How Pufferfish Developed Its Unusual Spines

Pufferfish are known for their strange and extreme skin ornaments, but how they came to possess the spiky skin structures known as spines has largely remained a mystery. Now, researchers have identified the genes responsible for the evolution and development of pufferfish spines in a study published online on July 25, 2019 in iScience. The open-access article is titled “Evolution and Developmental Diversity of Skin Spines in Pufferfishes.” It turns out that the process is pretty similar to how other vertebrates get their hair or feathers--and might have allowed the pufferfish to fill unique ecological niches. "Pufferfish are some of the strangest fish in the ocean, particularly because they have a reduced skeleton, beak-like dentition and they form spines instead of scales--not everywhere, but just in certain patches around the body," says corresponding author Gareth Fraser (@garethjfraser), PhD, an Assistant Professor at the University of Florida. Dr. Fraser and his team followed the development of pufferfish spines in embryos.
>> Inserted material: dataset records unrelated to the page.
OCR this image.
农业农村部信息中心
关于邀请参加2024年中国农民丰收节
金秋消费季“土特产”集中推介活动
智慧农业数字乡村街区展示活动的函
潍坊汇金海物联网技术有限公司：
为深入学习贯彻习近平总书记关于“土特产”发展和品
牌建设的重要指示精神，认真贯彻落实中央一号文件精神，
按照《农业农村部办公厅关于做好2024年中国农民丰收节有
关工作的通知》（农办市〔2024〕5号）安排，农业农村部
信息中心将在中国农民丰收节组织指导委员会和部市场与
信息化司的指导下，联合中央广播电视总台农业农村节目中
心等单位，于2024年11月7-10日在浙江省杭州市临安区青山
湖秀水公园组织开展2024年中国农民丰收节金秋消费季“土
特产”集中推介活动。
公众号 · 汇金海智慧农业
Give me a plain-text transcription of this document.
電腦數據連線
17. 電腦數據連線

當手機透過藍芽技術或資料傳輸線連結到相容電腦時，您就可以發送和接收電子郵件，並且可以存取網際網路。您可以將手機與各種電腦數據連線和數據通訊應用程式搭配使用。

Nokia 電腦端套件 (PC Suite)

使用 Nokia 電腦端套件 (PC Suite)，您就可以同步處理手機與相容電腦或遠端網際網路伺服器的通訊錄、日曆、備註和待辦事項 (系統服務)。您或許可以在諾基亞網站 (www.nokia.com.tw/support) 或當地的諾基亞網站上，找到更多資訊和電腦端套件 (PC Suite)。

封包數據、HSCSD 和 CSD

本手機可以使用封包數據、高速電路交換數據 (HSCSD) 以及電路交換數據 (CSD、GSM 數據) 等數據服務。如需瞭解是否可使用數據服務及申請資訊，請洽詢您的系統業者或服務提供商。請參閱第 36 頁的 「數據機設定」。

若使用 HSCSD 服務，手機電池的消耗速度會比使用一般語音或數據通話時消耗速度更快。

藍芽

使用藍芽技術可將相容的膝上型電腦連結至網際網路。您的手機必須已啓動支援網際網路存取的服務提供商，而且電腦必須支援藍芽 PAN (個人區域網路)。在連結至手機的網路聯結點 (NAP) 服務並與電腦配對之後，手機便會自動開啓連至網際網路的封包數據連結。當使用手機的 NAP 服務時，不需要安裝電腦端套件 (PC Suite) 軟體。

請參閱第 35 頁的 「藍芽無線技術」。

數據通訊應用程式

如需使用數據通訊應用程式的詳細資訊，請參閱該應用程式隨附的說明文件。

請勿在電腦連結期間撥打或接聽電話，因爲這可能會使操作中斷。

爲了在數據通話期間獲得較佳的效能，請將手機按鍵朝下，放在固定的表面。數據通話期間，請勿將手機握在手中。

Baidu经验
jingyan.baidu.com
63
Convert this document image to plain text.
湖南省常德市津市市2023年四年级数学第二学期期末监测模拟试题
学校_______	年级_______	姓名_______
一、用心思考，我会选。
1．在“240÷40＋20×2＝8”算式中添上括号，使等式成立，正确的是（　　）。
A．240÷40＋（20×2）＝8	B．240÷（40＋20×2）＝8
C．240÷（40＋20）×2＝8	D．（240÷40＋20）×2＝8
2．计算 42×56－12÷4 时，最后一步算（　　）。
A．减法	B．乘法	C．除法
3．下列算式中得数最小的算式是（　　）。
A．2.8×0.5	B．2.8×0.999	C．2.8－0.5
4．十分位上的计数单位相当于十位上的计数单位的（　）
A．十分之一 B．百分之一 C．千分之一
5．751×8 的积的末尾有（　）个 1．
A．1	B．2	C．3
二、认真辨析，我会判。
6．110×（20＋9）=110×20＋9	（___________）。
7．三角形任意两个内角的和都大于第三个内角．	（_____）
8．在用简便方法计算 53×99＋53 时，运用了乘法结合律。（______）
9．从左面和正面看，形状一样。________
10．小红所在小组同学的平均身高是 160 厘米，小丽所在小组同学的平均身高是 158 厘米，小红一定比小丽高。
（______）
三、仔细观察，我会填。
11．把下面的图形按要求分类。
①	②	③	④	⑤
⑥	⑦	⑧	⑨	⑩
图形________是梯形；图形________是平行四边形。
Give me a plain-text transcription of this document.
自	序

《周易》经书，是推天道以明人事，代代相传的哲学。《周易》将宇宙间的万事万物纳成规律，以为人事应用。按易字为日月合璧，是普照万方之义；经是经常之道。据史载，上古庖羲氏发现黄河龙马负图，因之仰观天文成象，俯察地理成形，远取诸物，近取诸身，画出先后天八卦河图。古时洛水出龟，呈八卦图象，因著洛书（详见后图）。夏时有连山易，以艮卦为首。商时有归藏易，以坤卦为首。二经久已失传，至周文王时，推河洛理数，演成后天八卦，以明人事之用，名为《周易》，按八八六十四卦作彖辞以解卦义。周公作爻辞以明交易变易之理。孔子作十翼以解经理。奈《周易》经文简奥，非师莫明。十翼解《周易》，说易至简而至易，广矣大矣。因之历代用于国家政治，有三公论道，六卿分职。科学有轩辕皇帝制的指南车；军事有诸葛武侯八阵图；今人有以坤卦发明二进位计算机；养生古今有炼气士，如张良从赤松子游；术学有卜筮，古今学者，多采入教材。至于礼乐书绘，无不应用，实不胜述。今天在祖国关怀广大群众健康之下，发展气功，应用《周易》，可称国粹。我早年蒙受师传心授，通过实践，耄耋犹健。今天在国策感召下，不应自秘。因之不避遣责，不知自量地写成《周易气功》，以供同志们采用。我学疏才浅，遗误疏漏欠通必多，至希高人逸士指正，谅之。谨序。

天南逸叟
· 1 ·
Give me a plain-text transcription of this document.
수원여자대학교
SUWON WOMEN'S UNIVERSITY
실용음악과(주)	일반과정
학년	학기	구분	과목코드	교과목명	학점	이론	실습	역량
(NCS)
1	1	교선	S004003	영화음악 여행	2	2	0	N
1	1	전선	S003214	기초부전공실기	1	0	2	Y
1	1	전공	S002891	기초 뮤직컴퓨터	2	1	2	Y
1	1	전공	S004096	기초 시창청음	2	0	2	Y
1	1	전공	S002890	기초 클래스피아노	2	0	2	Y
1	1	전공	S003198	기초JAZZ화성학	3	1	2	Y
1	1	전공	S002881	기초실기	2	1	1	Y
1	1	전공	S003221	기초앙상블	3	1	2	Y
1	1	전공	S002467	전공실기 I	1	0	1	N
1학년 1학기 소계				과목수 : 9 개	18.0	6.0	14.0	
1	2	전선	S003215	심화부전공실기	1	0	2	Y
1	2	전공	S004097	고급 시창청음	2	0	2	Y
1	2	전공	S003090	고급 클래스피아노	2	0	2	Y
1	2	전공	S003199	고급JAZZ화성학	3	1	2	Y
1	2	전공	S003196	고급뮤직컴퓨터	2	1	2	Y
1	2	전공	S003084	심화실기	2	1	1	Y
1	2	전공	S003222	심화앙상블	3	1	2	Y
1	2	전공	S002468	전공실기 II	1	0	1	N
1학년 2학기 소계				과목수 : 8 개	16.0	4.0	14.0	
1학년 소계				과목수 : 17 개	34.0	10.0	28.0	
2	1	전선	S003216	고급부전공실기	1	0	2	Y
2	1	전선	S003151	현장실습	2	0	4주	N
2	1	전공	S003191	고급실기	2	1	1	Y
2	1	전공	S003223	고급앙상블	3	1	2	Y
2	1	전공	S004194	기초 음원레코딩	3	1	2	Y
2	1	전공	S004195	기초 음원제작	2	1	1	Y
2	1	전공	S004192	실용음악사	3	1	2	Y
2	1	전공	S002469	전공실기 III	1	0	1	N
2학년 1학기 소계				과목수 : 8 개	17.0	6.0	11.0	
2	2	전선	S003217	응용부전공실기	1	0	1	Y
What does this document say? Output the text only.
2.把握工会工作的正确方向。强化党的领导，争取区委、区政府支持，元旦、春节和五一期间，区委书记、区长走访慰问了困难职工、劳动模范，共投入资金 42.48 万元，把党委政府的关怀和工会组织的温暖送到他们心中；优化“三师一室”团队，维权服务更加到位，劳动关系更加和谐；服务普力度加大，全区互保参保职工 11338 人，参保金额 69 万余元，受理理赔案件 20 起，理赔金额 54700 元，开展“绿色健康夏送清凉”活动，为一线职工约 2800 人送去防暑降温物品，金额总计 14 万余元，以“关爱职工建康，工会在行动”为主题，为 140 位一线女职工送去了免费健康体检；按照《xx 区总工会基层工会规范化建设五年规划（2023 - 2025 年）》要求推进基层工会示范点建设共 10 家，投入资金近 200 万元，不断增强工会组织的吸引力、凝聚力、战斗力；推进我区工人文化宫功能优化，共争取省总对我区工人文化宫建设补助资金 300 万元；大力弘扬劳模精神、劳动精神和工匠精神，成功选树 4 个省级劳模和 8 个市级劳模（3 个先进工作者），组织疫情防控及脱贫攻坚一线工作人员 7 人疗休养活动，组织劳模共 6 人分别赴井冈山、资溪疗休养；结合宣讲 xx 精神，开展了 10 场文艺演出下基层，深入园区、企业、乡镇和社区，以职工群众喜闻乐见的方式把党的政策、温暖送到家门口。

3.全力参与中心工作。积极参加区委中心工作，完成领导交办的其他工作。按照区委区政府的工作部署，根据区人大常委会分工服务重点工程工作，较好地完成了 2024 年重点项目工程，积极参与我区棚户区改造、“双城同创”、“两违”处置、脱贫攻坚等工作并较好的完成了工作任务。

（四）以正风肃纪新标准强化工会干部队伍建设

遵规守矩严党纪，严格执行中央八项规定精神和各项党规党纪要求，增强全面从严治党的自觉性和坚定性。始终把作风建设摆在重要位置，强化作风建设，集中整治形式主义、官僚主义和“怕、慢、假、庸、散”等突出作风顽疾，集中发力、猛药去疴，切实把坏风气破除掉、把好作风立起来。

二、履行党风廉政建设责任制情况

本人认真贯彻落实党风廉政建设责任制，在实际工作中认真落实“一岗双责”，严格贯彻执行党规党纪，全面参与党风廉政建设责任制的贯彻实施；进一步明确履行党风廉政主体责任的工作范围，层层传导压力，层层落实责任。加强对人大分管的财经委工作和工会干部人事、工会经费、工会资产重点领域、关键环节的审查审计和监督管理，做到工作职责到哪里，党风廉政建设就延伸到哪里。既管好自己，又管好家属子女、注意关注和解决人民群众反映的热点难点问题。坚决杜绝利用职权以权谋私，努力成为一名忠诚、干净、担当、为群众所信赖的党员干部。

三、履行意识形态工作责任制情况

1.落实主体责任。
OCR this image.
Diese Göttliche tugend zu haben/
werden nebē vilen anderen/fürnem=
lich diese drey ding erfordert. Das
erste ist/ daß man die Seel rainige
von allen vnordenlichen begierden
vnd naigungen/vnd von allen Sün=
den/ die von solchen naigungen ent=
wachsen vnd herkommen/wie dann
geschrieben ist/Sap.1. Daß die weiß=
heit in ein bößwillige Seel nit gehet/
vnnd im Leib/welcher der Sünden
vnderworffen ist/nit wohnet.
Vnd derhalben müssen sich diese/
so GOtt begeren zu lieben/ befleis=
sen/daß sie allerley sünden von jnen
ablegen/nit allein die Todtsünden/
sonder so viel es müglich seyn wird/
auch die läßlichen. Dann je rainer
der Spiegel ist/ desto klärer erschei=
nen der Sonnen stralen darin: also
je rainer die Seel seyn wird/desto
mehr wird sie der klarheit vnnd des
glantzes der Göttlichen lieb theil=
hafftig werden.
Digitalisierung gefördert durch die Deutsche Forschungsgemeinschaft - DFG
While the scientists had initially hypothesized that the spines formed from scales--that the pufferfish lost its scale component but retained the spine--they found that the spines are developmentally unique from scales. They also found that the development of pufferfish spines relies on the same network of genes that are commonly expressed within feathers and hairs of other vertebrate animals. "It just blows me away that regardless of how evolutionarily-different skin structures in animals are, they still use the same collection of genes during development," Dr. Fraser says.